Grand dictionnaire universel du XIXe siècle/Histoire ancienne, de Rollin

Administration du grand dictionnaire universel (9, part. 1p. 309-310).

Histoire ancienne, de Rollin (1730-1738, 13 vol. in-12). Cette histoire comprend les annales des Égyptiens, des Carthaginois, des Assyriens, des Babyloniens, des Mèdes et des Perses, des Macédoniens et des Grecs. C’est une traduction presque perpétuelle des auteurs anciens, et la meilleure compilation qu’on ait faite en aucune langue. « Rollin, dit Chateaubriand, est le Fénelon de l’histoire, et, comme lui, il a embelli l’Égypte et la Grèce. La narration du vertueux recteur est pleine, simple et tranquille ; et le christianisme, attendrissant sa plume, lui a donné quelque chose qui remue les entrailles. Ses écrits expriment tous les sentiments de cet homme de bien dont le cœur est une fête continuelle, selon l’admirable expression de l’Écriture. Nous ne connaissons point d’ouvrage qui repose plus doucement l’âme. Rollin a répandu sur les crimes des hommes le calme d’une conscience sans reproche et l’onctueuse charité d’un apôtre de Jésus-Christ. » Montesquieu avait dit auparavant : « Un honnête homme (M. Rollin) a, par ses ouvrages d’histoire, enchanté le public.
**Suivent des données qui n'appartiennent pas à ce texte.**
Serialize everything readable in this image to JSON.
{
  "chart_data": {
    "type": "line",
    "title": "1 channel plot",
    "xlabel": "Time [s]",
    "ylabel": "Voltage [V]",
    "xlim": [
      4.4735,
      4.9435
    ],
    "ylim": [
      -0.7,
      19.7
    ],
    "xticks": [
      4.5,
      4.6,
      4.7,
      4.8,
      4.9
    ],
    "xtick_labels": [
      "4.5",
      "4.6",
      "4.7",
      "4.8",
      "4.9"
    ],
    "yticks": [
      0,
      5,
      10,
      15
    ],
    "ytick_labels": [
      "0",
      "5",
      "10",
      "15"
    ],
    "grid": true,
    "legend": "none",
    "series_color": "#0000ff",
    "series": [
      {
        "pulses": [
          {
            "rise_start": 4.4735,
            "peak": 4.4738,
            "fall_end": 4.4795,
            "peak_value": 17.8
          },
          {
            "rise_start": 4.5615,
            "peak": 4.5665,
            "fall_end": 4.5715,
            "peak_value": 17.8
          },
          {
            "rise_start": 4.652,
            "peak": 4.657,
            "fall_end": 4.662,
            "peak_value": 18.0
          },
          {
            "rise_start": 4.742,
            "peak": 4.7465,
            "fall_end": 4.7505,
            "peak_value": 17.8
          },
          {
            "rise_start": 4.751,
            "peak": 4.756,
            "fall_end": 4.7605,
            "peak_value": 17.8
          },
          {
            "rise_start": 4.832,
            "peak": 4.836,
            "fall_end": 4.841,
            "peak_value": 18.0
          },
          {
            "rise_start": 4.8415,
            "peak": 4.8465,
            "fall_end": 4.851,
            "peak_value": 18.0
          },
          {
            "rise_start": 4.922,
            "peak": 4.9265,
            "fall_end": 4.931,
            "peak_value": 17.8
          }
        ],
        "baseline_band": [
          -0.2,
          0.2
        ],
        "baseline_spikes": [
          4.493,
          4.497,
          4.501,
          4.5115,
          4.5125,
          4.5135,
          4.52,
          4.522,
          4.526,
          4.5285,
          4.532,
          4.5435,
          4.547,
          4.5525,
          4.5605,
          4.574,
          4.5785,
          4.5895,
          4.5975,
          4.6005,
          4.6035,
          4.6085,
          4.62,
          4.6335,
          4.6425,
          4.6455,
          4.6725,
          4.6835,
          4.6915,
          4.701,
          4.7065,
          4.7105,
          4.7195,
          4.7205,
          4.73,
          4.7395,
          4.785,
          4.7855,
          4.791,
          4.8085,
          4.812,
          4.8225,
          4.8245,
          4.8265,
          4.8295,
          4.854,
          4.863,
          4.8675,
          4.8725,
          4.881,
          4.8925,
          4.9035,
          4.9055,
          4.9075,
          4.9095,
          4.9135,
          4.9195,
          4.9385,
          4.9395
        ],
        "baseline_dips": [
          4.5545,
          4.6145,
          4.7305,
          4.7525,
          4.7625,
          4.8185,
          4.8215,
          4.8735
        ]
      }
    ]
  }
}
C’est le cœur qui parle au cœur ; on sent une secrète satisfaction d’entendre parler la vertu ; c’est l’abeille de la France. »

Rollin a essayé d’éviter en même temps et la stérile sécheresse des abrégés, qui ne donnent aucune idée distincte, et l’ennuyeuse exactitude des longues histoires, qui accablent le lecteur ; aussi a-t-il retranché une grande partie de ce qui se trouvait dans les anciens. Il traduit toujours tout au long, mais il se garde de tout traduire. Pour embellir et enrichir son Histoire, il ne se fait point scrupule de piller partout, souvent même sans citer les auteurs qu’il copie ou qu’il imite. Il a profité des réflexions que l’on trouve dans la seconde et la troisième partie de l’Histoire universelle de Bossuet, et dans l’Histoire des Juifs de l’Anglais Prideaux. D’ailleurs, il l’avoue lui-même avec une bonhomie charmante : « Je sens qu’il y a moins de gloire à profiter du travail d’autrui, et que c’est, en quelque sorte, renoncer à la qualité d’auteur ; mais je n’en suis pas fort jaloux, et je serais trèscontent, et je me tiendrais très-heureux, si je pouvais être un bon compilateur et fournir une Histoire passable à mes lecteurs. »
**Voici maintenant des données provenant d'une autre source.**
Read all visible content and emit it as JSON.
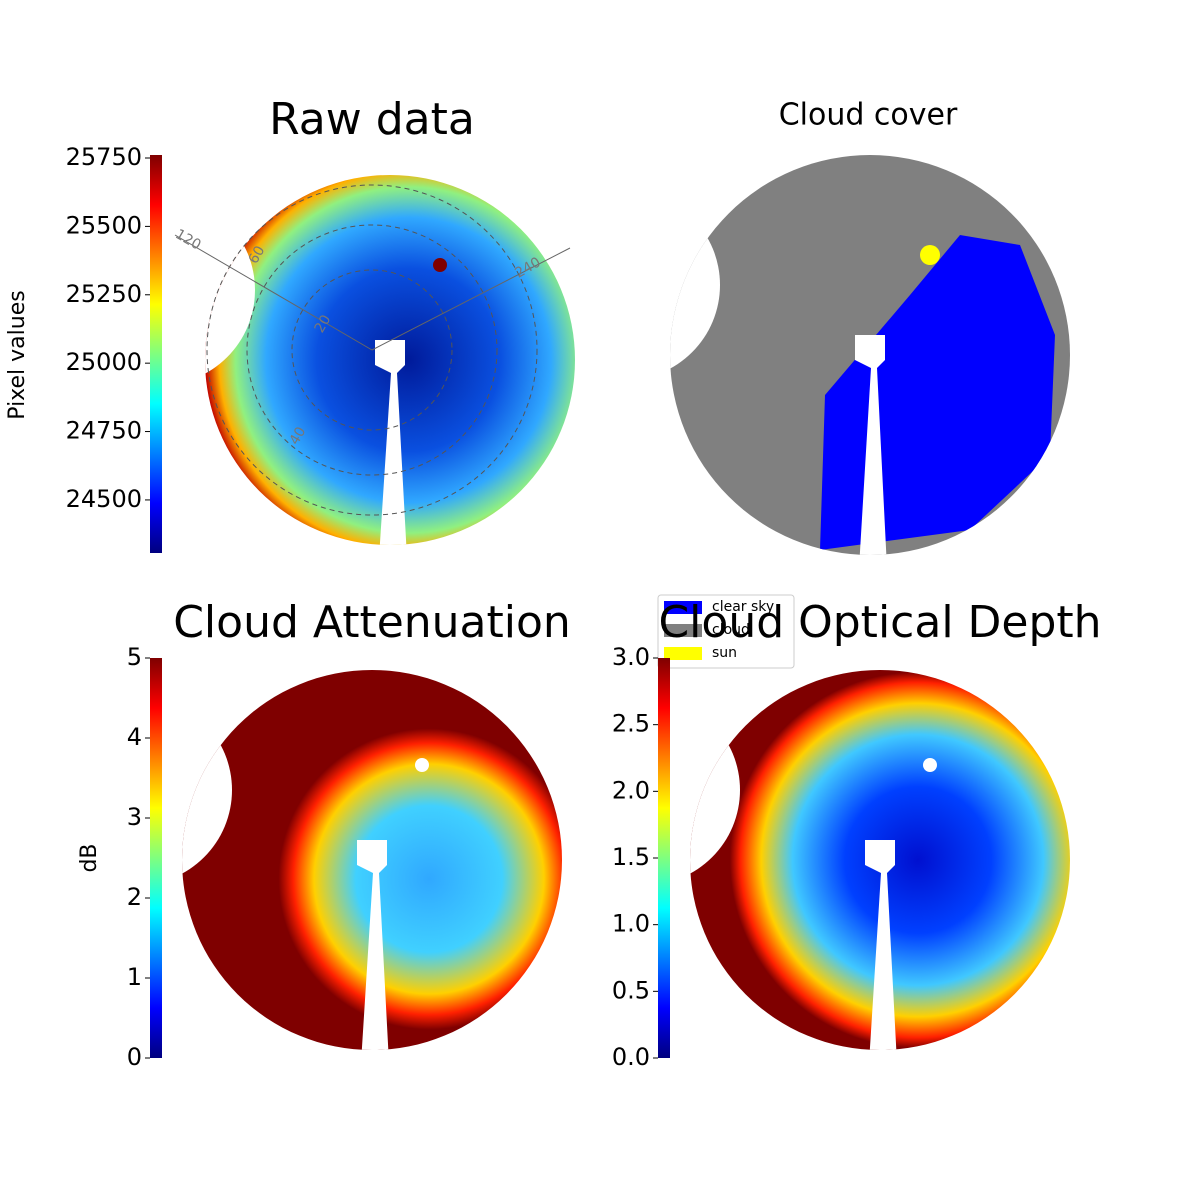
{
  "chart_data": [
    {
      "type": "image",
      "title": "Raw data",
      "colorbar_label": "Pixel values",
      "ylim": [
        24306,
        25761
      ],
      "yticks": [
        24500,
        24750,
        25000,
        25250,
        25500,
        25750
      ],
      "colormap": "jet",
      "annotations": [
        "120",
        "60",
        "240",
        "20",
        "40"
      ]
    },
    {
      "type": "image",
      "title": "Cloud cover",
      "series": [
        {
          "name": "clear sky",
          "color": "#0000ff"
        },
        {
          "name": "cloud",
          "color": "#808080"
        },
        {
          "name": "sun",
          "color": "#ffff00"
        }
      ]
    },
    {
      "type": "image",
      "title": "Cloud Attenuation",
      "colorbar_label": "dB",
      "ylim": [
        0,
        5
      ],
      "yticks": [
        0,
        1,
        2,
        3,
        4,
        5
      ],
      "colormap": "jet"
    },
    {
      "type": "image",
      "title": "Cloud Optical Depth",
      "ylim": [
        0,
        3
      ],
      "yticks": [
        {
          "value": 0,
          "label": "0.0"
        },
        0.5,
        {
          "value": 1,
          "label": "1.0"
        },
        1.5,
        {
          "value": 2,
          "label": "2.0"
        },
        2.5,
        {
          "value": 3,
          "label": "3.0"
        }
      ],
      "colormap": "jet"
    }
  ]
}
Rollin semble avoir prévu le reproche de crédulité qu’on n’a pas manqué de lui faire, et qu’il a certainement mérité ; car, au sujet des augures, des prodiges, des oracles, des maléfices et autres absurdités païennes, il déclare naïvement qu’elles faisaient partie, chez les anciens, de la religion et du culte public ; que cette religion était fausse et ce culte mal entendu ; mais que le principe en était louable et fondé sur la nature. Il ajoute que c’est par cette raison qu’il a cru, tout en retranchant une grande partie de ces pratiques ridicules, ne pas devoir les supprimer entièrement. Quoi qu’il en soit, la naïve simplicité de Rollin, qui est un charme pour le lecteur, est un grave inconvénient au point de vue de la science historique. Du reste, on aurait tort de demander la moindre critique au bon professeur ; il a lu, admiré et traduit les anciens, les suivant dans leurs récits les plus incroyables, traduisant même leurs harangues militaires et leurs récits de batailles. Rollin ne sort pas de là, et c’est bien à tort qu’on a voulu faire de ce brave homme un républicain. Il n’admirait pas Brutus, non, mais le style de son historien, et il fut bien surpris quand le roi de Prusse le félicita un jour de son amour pour la liberté. Son livre est une suite de versions ; Rollin ne pouvait se déshabituer de faire sa classe, même quand il écrivait l’histoire. Toutefois, quand on se rappelle l’admiration des républiques d’Athènes et de Rome, qui était commune à tous les grands acteurs de notre Révolution, on n’est pas loin de reconnaître que Rollin a contribué, sans s’en douter, à cet immense mouvement de rénovation politique. l’Histoire ancienne se termine par un abrégé chronologique de tous les faits et une table exacte des matières. Le guide adopté par Rollin pour la chronologie est Ussérius.